Tidak perlu kita berkilah ‘Aku
bekerja juga demi masa depan dan kebahagian mereka!’. Ya, tentu saja saya
setuju bahwa uang itu sangat penting tapi bukankah kebersamaan, jalinan ikatan
hubungan, juga komunikasi tidak kalah pentingnya? Saya tidak menyalahkan
orang-orang yang bekerja, saya hanya ingin kita sadar bahwa kita harus belajar untuk
memprioritaskan sesuatu. Syukur-syukur kita bisa menyeimbangkan hidup untuk
hidup yang lebih baik, bukan? Kalau kata Tony Crabbe, relationships are not ‘nice to have’: they are central of our lives
and well-being.
![]() |
Busy by Tony Crabbe |
Fokus pad 15 orang terdekat Anda.
Kenapa 15? Kenapa dibatasi? Bukankah
lebih banyak lebih baik? Tidak juga. Terlalu banyak memberikan effort lebih pada hubungan juga tidak
terlalu bagus. Daripada memberikan usaha lebih ke banyak orang secara sporadik,
lebih baik memfokuskan hubungan dengan 15 orang terdekat.
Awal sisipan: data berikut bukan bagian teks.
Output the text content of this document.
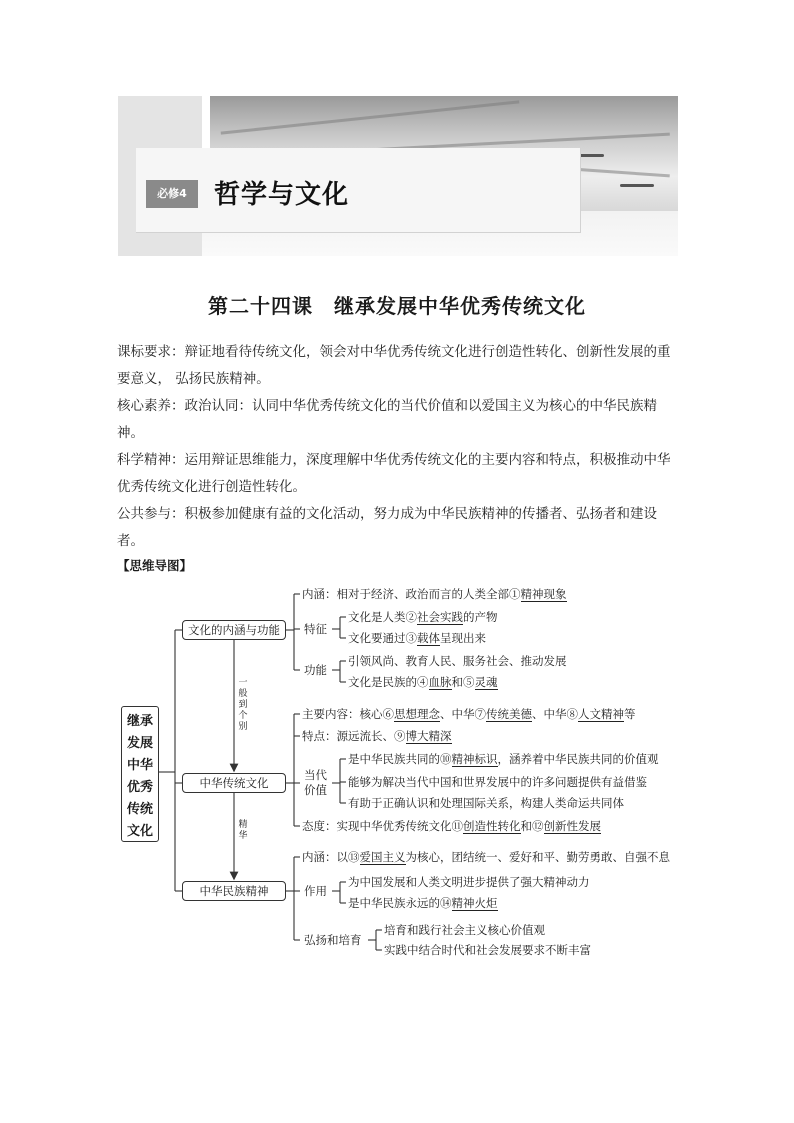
必修4	哲学与文化
第二十四课　继承发展中华优秀传统文化
课标要求：辩证地看待传统文化，领会对中华优秀传统文化进行创造性转化、创新性发展的重要意义， 弘扬民族精神。
核心素养：政治认同：认同中华优秀传统文化的当代价值和以爱国主义为核心的中华民族精神。
科学精神：运用辩证思维能力，深度理解中华优秀传统文化的主要内容和特点，积极推动中华优秀传统文化进行创造性转化。
公共参与：积极参加健康有益的文化活动，努力成为中华民族精神的传播者、弘扬者和建设者。
【思维导图】
继承发展中华优秀传统文化
一般到个别
精华
文化的内涵与功能
中华传统文化
中华民族精神
内涵：相对于经济、政治而言的人类全部①精神现象
特征
文化是人类②社会实践的产物
文化要通过③载体呈现出来
功能
引领风尚、教育人民、服务社会、推动发展
文化是民族的④血脉和⑤灵魂
主要内容：核心⑥思想理念、中华⑦传统美德、中华⑧人文精神等
特点：源远流长、⑨博大精深
当代价值
是中华民族共同的⑩精神标识，涵养着中华民族共同的价值观
能够为解决当代中国和世界发展中的许多问题提供有益借鉴
有助于正确认识和处理国际关系，构建人类命运共同体
态度：实现中华优秀传统文化⑪创造性转化和⑫创新性发展
内涵：以⑬爱国主义为核心，团结统一、爱好和平、勤劳勇敢、自强不息
作用
为中国发展和人类文明进步提供了强大精神动力
是中华民族永远的⑭精神火炬
弘扬和培育
培育和践行社会主义核心价值观
实践中结合时代和社会发展要求不断丰富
Merekalah yang selalu
ada ketika kita sedang kesulitan, merekalah juga tentu yang seharusnya jadi
prioritas kita ketika sedang senang. Terkadang manusia hanya menghubungi orang
terdekat ketika susah namun ketika hidup sudah kembali normal, mereka lupa dan
lebih memilih menghabiskan waktu bersama orang lain yang mungkin tak terlalu
berpengaruh terhadap hidupnya. Tentu ini tidak salah. Sekali dua kali tak
mengapa namun akan lebih baik jika kita mengutamakan orang terdekat kita
terlebih dahulu.
Last, sebuah pengingat untuk diri saya pribadi di masa depan: saya ingin, suatu saat nanti kalau saya sudah bekerja atau kuliah lagi (mungkin), saya ingin diri saya mengingat hal ini: kuliah dan pekerjaan saya mungkin penting, tapi saya ingin saya tidak akan mengorbankan hubungan saya dengan orang-orang terdekat saya terutama lingkaran lima belas saya. Semoga tulisan ini dapat mengingatkan diri saya sendiri lima atau sepuluh tahun kemudian. Untuk menutup artikel refleksi diri ini, saya ingin menutupnya seperti Tony Crabbe menutupnya pada chapter Reconnect dalam bukunya, Busy: So who are your 15?